In 1994, Suntory began marketing beer-like happoshu with malt content of 65 per cent, while Sapporo developed happoshu containing less than 25 per cent malt. Each attracted lower tax rates, and hence could be sold much more cheaply than real beer. From 1996, however, the government responded by hiking the tax rates for both types of happoshu. In 2003, it also raised tax on happoshu with 25-50 per cent malt content. However, its tax and that of happoshu with less than 25 per cent malt remained less than that on high-malt happoshu or real beer. In 2004, Sapporo and Suntory responded with a zero-malt dai-san biiru, which incurred an even lower tax, and hence retail price, than any happoshu.

Previously I believe I have called third-category beer happoshu. I have failed you. I have failed the honour of beer blogging. I am but a grasshopper the ways of Japanese beer categorization. We also continue to await a brave reviewer who has documented the way of dai-san biiru. Life is so rich, when you think of it.

One thought on “The Birth of Japan’s Third-Category Beer Explained”

  1. [Original comments…]

    Knut Albert – January 19, 2009 6:13 AM
    Zero malt, eh?
    Is it still a beer, then?

    john turningpin – January 21, 2009 7:17 AM
    Both happoshu and dai-san biiru taste, for the most part, like wet dog.

    Asahi released a ginger-infused happoshu called Ginger Draft ( ) late last year, and that one’s actually not so bad if you drink it quickly enough. Also, Sapporo released Mugi to Hoppu (”Barley and Hops”) happoshu and has been touting how beer-like it is.

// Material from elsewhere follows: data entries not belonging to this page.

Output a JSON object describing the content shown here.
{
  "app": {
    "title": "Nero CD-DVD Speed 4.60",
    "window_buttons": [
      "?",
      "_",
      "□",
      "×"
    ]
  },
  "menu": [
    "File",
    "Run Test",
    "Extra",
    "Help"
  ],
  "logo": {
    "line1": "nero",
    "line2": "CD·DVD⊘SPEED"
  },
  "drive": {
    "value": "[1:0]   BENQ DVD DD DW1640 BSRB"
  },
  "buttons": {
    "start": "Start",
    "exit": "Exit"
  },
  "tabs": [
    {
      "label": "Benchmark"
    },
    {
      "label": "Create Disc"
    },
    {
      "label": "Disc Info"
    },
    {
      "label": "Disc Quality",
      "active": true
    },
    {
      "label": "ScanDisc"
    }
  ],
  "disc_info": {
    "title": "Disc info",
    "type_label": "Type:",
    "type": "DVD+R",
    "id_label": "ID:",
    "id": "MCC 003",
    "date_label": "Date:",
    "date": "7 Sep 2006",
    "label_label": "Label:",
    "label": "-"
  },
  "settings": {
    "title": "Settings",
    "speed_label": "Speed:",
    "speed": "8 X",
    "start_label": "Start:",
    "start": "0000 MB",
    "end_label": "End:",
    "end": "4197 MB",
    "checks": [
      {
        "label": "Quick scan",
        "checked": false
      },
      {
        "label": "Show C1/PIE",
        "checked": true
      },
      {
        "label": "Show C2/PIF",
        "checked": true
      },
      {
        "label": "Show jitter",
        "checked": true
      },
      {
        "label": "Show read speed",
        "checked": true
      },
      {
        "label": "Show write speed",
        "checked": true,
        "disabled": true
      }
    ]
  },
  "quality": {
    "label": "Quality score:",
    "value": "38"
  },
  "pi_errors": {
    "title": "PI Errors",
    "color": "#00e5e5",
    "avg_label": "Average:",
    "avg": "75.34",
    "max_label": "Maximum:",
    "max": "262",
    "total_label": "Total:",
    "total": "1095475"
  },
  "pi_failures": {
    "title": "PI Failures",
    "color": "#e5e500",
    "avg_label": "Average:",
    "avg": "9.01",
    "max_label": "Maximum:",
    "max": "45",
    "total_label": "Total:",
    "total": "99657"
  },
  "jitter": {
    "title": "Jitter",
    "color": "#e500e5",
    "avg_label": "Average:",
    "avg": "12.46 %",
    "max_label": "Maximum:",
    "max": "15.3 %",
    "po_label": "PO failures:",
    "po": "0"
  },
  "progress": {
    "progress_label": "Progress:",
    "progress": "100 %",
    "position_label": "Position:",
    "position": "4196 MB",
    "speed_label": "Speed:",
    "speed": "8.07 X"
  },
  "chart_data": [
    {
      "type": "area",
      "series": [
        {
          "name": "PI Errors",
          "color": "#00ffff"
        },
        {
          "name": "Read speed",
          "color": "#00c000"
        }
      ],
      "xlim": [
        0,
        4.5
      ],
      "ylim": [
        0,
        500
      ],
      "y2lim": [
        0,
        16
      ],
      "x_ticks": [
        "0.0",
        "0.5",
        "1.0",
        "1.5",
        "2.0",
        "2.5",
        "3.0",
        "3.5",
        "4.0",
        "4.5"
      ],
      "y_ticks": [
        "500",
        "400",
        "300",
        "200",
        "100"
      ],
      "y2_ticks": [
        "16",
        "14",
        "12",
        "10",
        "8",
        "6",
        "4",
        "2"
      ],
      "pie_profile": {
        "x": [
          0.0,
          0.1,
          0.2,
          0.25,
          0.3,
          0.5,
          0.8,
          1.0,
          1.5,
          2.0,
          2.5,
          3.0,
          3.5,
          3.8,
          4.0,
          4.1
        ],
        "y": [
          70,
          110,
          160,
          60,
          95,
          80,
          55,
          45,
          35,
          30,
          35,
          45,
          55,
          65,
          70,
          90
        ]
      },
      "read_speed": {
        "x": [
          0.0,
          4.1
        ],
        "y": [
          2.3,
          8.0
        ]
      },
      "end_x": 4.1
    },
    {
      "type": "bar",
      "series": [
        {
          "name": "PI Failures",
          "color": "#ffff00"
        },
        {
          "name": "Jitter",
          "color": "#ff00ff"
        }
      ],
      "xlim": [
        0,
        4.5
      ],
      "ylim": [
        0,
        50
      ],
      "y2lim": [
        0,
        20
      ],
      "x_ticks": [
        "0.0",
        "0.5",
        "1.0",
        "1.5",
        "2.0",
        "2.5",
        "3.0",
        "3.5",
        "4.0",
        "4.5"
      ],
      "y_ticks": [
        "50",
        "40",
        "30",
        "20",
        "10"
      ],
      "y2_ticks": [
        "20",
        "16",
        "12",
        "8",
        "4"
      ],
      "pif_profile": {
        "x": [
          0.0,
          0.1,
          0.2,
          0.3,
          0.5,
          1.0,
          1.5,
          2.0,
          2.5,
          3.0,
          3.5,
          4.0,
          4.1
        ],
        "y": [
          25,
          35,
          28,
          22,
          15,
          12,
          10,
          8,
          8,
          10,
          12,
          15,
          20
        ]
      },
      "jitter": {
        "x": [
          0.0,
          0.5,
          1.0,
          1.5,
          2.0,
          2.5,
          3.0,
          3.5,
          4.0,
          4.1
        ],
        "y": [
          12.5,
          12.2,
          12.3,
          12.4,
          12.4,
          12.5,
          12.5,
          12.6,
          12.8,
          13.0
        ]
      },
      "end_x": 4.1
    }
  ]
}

Which it sort of is if you drink it fast enough, but it has the same sort of artificial crisp dryness that identifies happoshu and dai-san biiru.

    The only really good beer here is from microbrewers (the devil take the Kirins and Asahis of the world), and they aren’t cheap. A single can of good stuff from a brewer like Kinga Kogen ( ) will set you back 260 to 280 yen for a single can, as opposed to 130 to 160 yen for happoshu. The good stuff is definitely worth it though.

    john turningpin – January 21, 2009 7:19 AM
    p/s – Sorry for the double post, but LOL at noticing Knut Albert’s post above mine. I’ve poked around your blog as well, sir. 🙂

    john turningpin – January 21, 2009 7:36 AM
    Very sorry for the triple post — re: Mugi to Hoppu, I meant to say, if you drink it *cold* enough. Feel free to edit the original post and delete this one.

    Alan – January 21, 2009 8:08 AM
    No problems! Thanks Jon.

    DH – January 29, 2009 11:07 PM
    Friends, Japan is in some rough times when it comes to good beer. To my knowledge, we have the only English language site totally devoted to Japanese ji-beer and Japanese beer news. Come and poke around , comment and tell us what you think.

    Oh yeah, and happoushu sucks.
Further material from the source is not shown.